La Lueur sur la cime/3/8
VIII
Lorsque André des Moustiers entra chez mademoiselle Barozzi, le surlendemain, il la trouva assise dans un fauteuil, inactive et soucieuse. Ils parlèrent du froid, qui était vif. André s’informa de son travail, demanda quand elle lui chanterait quelque chose de son opéra. Léonora se jeta sur ce sujet de conversation, donna des détails sur une difficulté qui surgissait du caractère même du poème, elle semblait trouver un agrément à entendre le son de sa propre voix. Ils étaient accoutumés à causer ensemble. M. des Moustiers venait, plusieurs fois chaque semaine, passer quelques minutes chez Léonora ; d’ordinaire, ils avaient un ton de camaraderie facile, mais, ce jour-là, une gêne les paralysait.

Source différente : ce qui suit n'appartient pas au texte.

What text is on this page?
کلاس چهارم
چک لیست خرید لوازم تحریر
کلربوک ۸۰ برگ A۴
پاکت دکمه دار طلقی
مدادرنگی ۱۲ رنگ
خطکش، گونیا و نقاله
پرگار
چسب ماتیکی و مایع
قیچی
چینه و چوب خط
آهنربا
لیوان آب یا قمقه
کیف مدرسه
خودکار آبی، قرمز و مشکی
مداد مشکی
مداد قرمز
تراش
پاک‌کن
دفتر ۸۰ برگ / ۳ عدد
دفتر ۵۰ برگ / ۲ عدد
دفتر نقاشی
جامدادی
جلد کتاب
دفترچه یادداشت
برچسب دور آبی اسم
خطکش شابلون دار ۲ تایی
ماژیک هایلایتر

— Vous semblez préoccupé, dit Léonora avec un peu de son ancienne brusquerie.
— Je suis malheureux.
— Qu’y a-t-il ? Des ennuis chez vous ? Il me semblait pourtant…
— Oh ! non !
— Alors ? quoi ? Vous êtes amoureux, peut-être ?
D’un geste maladroit, elle prit un journal ouvert sur la table, voulut le plier, et le laissa tomber.
— Oui, c’est vrai, répondit André d’un ton très simple.
— Ça devait arriver, vous ne pouvez pas vivre sans passion !
— Vous avez dit le mot : passion, c’est bien cela !
J’ignorais ce que c’est qu’aimer passionnément.
— Rassurez-vous, ça ne durera pas.
– Grande amie… Ah ! non, ne me regardez pas avec ces yeux féroces : ça me fait mal… Prenez garde, vous touchez à des choses plus graves et plus douloureuses que vous n’imaginez.
— N’en parlons plus.
— Si, parlons-en. Tâchez de me comprendre… J’ai toujours traité l’amour comme un magnifique amusement ; pour la première fois de ma vie, je suis pris par quelque chose… C’est atroce, voyez-vous, d’aimer une femme qu’on a le devoir absolu de respecter et dont on sait que jamais, jamais elle ne vous aimera !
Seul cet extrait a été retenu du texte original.